LC circuit analysis problems with 2 voltage sources

[qpham26]

Homework Statement

. In the following transient circuit, assume at t<0, the circuit is at steady state.
Find v0(t) for t>0
http://sphotos-b.xx.fbcdn.net/hphotos-ash3/c0.0.354.354/p403x403/546839_509413575744829_42997155_n.jpg

Homework Equations

The Attempt at a Solution

The first thing that I was suggested to do was to always find i_L(t)
so since we have 2 source of voltage. I will be using superposition method.

First let use the 12V source only
R_eq for the circuit will be: (2||6) + (3+1||3)
Use R_eq to find the current source due to the 12V and by using current divider rule we can obtain i_L(0^-)

then move on to the 3V source
at this point, I am having trouble, so when we short out the 12V, will the current just go through the wire where the 12V used to be and skip the right side of the circuit?
but if it is so then i_L(0^-) for this source will be 0?, which doesn't seem right to me.

ok, assume that we actually figured out the value for i_L(0^-) then to find i_L(∞) we only have to deal with the right side of the circuit.
so i_L(∞) will be equal to the current going through the 1Ω ?

and R_th for t>0 will be 3+(1||3) this can be use to find time constant.

so suppose we got our equation for i_L(t)
to find V_o(t) we can try to find i_o(t) from current divider rule
i_L(t)= i_o(t) X (3/4)

and once i_o(t) is obtained, we multiply that by 3Ω to get V_o(t)

thanks for your time.

 

[gneill]

Homework Statement

. In the following transient circuit, assume at t<0, the circuit is at steady state.
Find v0(t) for t>0
http://sphotos-b.xx.fbcdn.net/hphotos-ash3/c0.0.354.354/p403x403/546839_509413575744829_42997155_n.jpg

Homework Equations

The Attempt at a Solution

The first thing that I was suggested to do was to always find i_L(t)
so since we have 2 source of voltage. I will be using superposition method.

First let use the 12V source only
R_eq for the circuit will be: (2||6) + (3+1||3)
Use R_eq to find the current source due to the 12V and by using current divider rule we can obtain i_L(0^-)

then move on to the 3V source {24V source?}
at this point, I am having trouble, so when we short out the 12V, will the current just go through the wire where the 12V used to be and skip the right side of the circuit?

Yes.

but if it is so then i_L(0^-) for this source will be 0?, which doesn't seem right to me.

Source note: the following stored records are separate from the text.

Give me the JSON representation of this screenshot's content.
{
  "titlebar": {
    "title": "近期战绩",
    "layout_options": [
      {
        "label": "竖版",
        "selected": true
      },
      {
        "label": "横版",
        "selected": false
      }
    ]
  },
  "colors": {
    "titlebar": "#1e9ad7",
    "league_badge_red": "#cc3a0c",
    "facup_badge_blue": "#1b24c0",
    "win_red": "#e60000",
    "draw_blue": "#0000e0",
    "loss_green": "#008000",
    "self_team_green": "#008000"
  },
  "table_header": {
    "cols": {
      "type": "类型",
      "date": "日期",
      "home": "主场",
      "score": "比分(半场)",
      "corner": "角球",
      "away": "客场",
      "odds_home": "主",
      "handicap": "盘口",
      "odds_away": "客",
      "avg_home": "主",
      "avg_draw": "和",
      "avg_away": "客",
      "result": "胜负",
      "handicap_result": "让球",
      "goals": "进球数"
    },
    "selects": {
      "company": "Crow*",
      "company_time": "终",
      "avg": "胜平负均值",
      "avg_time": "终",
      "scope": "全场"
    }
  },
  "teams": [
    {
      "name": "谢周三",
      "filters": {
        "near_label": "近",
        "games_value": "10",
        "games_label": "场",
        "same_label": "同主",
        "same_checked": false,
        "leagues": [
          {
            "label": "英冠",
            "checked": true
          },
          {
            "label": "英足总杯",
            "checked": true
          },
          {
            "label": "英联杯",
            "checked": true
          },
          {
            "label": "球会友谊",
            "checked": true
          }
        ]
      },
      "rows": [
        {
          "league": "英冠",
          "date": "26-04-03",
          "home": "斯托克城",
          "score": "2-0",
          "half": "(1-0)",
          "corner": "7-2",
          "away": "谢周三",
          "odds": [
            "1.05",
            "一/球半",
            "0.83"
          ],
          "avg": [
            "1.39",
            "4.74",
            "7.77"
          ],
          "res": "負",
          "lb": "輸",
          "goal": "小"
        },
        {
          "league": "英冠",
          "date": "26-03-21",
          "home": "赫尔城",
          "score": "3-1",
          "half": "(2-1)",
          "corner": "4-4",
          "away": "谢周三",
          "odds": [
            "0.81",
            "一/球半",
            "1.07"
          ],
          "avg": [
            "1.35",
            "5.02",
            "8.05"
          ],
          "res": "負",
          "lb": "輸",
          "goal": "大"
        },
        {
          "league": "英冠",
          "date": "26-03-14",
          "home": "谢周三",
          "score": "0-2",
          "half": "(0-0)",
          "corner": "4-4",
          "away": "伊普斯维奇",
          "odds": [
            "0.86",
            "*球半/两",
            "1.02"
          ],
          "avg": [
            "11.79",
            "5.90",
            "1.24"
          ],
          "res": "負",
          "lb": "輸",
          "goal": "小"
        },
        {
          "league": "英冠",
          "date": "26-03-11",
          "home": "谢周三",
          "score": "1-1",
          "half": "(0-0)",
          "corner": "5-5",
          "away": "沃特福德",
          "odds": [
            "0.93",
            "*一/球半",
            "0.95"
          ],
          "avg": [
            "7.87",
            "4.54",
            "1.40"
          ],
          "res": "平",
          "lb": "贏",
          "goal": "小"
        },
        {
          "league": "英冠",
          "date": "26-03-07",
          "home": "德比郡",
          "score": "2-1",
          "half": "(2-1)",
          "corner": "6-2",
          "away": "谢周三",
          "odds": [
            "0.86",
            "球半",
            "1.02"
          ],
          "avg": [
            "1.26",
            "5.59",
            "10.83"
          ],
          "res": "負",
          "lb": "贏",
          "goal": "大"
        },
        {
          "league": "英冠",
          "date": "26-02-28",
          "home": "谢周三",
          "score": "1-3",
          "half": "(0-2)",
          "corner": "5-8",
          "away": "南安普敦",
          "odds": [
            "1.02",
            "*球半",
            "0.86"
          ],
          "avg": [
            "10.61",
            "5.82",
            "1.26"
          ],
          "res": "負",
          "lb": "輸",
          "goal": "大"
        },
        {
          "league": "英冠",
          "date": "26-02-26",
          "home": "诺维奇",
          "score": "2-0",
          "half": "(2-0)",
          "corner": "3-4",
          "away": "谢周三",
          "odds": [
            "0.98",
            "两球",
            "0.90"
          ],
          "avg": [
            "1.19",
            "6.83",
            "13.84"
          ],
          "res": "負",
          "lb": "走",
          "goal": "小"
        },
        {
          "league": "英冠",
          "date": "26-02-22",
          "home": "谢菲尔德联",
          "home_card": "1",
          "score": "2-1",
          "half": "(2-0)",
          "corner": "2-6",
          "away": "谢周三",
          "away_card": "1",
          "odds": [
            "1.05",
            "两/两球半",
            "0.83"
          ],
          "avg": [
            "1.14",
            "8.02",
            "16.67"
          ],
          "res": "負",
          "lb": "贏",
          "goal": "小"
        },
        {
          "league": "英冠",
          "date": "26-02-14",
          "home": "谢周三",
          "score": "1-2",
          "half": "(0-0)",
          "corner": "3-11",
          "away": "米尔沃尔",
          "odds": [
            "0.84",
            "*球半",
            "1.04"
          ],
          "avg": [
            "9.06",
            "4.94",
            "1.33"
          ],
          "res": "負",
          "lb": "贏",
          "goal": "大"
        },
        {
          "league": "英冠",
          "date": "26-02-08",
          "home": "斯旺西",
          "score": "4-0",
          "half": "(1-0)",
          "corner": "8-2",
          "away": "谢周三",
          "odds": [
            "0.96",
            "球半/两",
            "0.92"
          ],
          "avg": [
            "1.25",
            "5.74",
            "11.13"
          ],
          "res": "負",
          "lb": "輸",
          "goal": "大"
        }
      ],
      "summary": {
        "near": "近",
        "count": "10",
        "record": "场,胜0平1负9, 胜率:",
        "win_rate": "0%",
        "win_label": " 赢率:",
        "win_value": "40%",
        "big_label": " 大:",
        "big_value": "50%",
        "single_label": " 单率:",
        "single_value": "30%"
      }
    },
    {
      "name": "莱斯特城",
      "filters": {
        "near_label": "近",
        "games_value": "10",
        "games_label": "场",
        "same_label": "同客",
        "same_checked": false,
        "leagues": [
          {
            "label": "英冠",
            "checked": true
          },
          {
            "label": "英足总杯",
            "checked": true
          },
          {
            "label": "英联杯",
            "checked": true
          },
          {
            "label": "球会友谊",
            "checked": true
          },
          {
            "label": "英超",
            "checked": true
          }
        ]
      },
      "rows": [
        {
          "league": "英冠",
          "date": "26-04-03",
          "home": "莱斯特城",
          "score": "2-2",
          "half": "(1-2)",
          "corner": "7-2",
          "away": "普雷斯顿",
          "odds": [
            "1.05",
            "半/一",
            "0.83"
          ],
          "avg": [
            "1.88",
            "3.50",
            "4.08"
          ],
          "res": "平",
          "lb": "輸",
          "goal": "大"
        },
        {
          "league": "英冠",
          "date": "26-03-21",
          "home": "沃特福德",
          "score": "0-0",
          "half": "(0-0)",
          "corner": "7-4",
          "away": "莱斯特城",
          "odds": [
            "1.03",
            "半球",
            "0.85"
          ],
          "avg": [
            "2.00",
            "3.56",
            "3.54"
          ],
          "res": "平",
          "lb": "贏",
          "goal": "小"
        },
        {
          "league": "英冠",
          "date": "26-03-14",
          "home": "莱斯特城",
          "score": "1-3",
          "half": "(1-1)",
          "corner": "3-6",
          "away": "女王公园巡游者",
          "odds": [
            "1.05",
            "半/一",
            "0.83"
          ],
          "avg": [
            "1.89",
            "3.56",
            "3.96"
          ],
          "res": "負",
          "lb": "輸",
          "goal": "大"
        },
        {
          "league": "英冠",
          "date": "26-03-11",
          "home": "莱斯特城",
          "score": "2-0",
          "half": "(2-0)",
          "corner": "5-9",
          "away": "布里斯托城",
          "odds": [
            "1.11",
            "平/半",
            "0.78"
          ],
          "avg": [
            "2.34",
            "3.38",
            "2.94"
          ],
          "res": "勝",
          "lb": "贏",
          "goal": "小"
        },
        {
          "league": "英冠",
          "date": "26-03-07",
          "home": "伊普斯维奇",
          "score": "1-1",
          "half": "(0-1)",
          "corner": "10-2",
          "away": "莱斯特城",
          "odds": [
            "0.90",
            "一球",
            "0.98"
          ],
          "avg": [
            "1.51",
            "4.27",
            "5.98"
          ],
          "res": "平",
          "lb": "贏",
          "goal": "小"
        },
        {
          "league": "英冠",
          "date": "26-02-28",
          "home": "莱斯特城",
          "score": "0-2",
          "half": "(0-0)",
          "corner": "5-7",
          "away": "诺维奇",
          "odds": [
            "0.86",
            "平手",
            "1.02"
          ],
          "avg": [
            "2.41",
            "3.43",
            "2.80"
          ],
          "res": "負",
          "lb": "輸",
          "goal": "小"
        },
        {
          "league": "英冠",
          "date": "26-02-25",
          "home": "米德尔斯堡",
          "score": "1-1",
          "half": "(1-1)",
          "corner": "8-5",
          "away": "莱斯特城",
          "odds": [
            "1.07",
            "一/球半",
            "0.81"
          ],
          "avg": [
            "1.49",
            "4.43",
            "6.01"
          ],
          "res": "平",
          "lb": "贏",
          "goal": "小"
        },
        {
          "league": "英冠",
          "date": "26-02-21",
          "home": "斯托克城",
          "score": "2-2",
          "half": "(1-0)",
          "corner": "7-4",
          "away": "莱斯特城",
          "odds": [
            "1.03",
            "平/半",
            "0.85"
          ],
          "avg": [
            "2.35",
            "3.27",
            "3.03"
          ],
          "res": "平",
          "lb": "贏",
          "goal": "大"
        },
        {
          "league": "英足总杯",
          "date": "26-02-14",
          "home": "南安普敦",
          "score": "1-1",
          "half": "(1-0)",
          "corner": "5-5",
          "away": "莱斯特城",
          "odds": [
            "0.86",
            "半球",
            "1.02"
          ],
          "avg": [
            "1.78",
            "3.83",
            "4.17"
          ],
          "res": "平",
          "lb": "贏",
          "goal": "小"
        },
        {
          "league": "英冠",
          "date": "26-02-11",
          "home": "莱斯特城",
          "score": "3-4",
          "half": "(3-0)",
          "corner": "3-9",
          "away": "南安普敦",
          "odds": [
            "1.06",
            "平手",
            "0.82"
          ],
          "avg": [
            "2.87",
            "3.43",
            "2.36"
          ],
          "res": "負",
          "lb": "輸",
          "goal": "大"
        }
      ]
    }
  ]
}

It is correct. The 12V source, situated where it is, effectively isolates the "right hand side" of the circuit from the "left hand side". Nothing that happens to the left of that supply can change the potential across that supply; it's an ideal source and will source or sink ANY current required to maintain that potential.

 

[rude man]

Yes.
It is correct. The 12V source, situated where it is, effectively isolates the "right hand side" of the circuit from the "left hand side". Nothing that happens to the left of that supply can change the potential across that supply; it's an ideal source and will source or sink ANY current required to maintain that potential.

Right. This is a 'trick' question!

 

[aralbrec]

The Attempt at a Solution

The first thing that I was suggested to do was to always find i_L(t)
so since we have 2 source of voltage. I will be using superposition method.

First let use the 12V source only
R_eq for the circuit will be: (2||6) + (3+1||3)
Use R_eq to find the current source due to the 12V and by using current divider rule we can obtain i_L(0^-)

The left side of the circuit is isolated from the right side because of the position of the 12V source. The current through the inductor is governed by the right side circuit only, which contains an equivalent resistance (3 + (1||3)).

then to find i_L(∞) we only have to deal with the right side of the circuit.
so i_L(∞) will be equal to the current going through the 1Ω ?

Yes. You may want to consider if anything has actually changed by opening the switch.

 

[qpham26]

The left side of the circuit is isolated from the right side because of the position of the 12V source. The current through the inductor is governed by the right side circuit only, which contains an equivalent resistance (3 + (1||3)).



Yes. You may want to consider if anything has actually changed by opening the switch.

but for t<0, before the switch is open, don't we need to include the 2Ω and 6Ω?

as for calculating the time constant, then we can just remove everything on the left side.

 

[aralbrec]

but for t<0, before the switch is open, don't we need to include the 2Ω and 6Ω?

If you cut the circuit in half through the 12V source and separated the left side from the right side, then connected two separate 12V sources to each of the two separated halves, nothing would change.